Saturday, 17 February 2018

Saturday Ramble

A couple of people query my love of smaller (or just small) shows. The trend in the last twenty years is to get bigger and bigger and this probably peaks with the mighty Warley.  The comment that accompanies is often that it proves how buoyant the hobby is. Maybe, maybe not. I would tend to say the opposite. I don't know what the gate numbers are for such a show, but I'd think that there is a percentage involved here. Say it is 10,000. 2,500 of this are casuals i.e. those who are interested but do no modelling. Another quarter are what might be termed 'collectors', those who will buy the latest Hornby model and put it on the shelf. Leaving half of the number who are are actually doing any modelling; from running some RTR round in circles, to the full-blown hair-shirt scratch-builders.

These numbers could also most probably be transferred in percentage terms down to any show. The difference is that at the smaller shows you get more modelling. Yes some of it isn't that high quality, but it is modelling nevertheless. What's more is that it is more representative of what actually happens, and shows the real levels of attainment. The big shows rarely do this, only picking the best of the bunch and keeping the quality high.

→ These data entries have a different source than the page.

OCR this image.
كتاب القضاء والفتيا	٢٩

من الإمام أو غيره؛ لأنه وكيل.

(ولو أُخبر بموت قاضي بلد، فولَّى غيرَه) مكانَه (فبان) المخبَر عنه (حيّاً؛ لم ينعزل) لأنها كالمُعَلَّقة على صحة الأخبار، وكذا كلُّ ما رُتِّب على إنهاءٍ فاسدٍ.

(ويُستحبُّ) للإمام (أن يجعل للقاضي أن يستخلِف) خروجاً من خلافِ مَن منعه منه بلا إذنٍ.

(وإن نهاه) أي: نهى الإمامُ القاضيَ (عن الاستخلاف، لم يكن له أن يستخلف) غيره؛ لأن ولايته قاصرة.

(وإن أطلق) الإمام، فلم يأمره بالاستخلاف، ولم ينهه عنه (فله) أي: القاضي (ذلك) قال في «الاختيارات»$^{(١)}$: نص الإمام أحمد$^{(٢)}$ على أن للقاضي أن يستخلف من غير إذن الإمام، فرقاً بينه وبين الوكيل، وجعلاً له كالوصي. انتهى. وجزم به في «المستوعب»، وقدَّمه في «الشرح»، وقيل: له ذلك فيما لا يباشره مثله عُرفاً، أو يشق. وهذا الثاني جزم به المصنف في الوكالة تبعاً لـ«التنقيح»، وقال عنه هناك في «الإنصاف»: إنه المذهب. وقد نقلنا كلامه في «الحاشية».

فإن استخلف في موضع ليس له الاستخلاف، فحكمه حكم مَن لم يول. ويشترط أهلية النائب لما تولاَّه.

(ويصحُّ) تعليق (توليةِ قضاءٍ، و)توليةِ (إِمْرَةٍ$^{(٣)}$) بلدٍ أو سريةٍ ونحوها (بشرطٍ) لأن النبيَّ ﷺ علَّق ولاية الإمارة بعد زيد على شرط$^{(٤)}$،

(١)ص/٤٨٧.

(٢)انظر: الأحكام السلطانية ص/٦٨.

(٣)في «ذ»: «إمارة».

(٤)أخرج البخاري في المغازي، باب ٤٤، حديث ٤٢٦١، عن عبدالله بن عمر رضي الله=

Not to mention the fashion of 'billing', that is that there has to be a number of name layouts that have appeared in the press. The problem here is that can have an adverse effect leaving the casual/beginner with a feeling of 'I'll never be able to do that'. Conversely the small show usually hits a more basic level. There maybe a top flight layout or two, but more likely there will be varying levels of quality, and more often  - ideas. In other words some of the more left-field oddball stuff that will never get to Warley et al and has been dreamt up by a guy who has no desire to go there. That's where the magic is, that's where the modelling is, and that's where I tend to gravitate toward.


  1. Hi Chris

    I think you make several valid points here. Perhaps the main one is about who is actually modelling. It is perfectly OK for somebody to create a layout with RTR stock, ready to plant buildings etc.

    Perhaps what we might encourage is that people have a bash at making a few items. Take Handcross, which you highlighted recently. It was an interesting mix of the rather basic E2 and more authentic motive power, mixed with Ratio coaches built from kits. On the building side the station building is a modified Wills Craftsman and if I remember rightly the Inn is scratch built.

    It strikes me that in Railway Modelling RTR is a big part of the hobby, whilst in aviation, military modelling and boats there is more actual modelling and creativity.

    Inevitably the big ticket layouts get the attention. For me a small layout with a bit of personality and fewer locos and stock are much more attractive. That doesn't shift inventory for the commercial side of things.

  2. I'm not sure there are many casual visitors to the NEC. You don't ened up there by accident, and if you didn't, I'm not sure you'd say, "Well, we are here. Let's go to the toy train show.". Those with an interest but doing no modelling will be a high percentage, but that's because lots of people are now only interested in buying boxes. Depresseing, but at least it keeps the RTR makers in business - and if they went out of business, I don't beleive there would be an upsurge of Romford wheel making. People would just spend money on something else.

    People (apart from me) also don't want unusual layouts. They want the same mega layouts that appear everywhere and moan if they aren't there. Then they moan that it's the same layouts at every show. "Why isn't there a new Gresley Beat at every show" cries kettlesforever434 while ignoring the fact he's not done anything more than add to his collection of boxes for years.

  3. I'll bet there are more casuals than you think. From the accompanying only marginally interested partners to those who are going with a mate because he suggested it, in the way that I might wander along with someone to a classic bike show even though my interest is very slight. I wouldn't go on my own... but. In some ways those are the people we're trying to attract.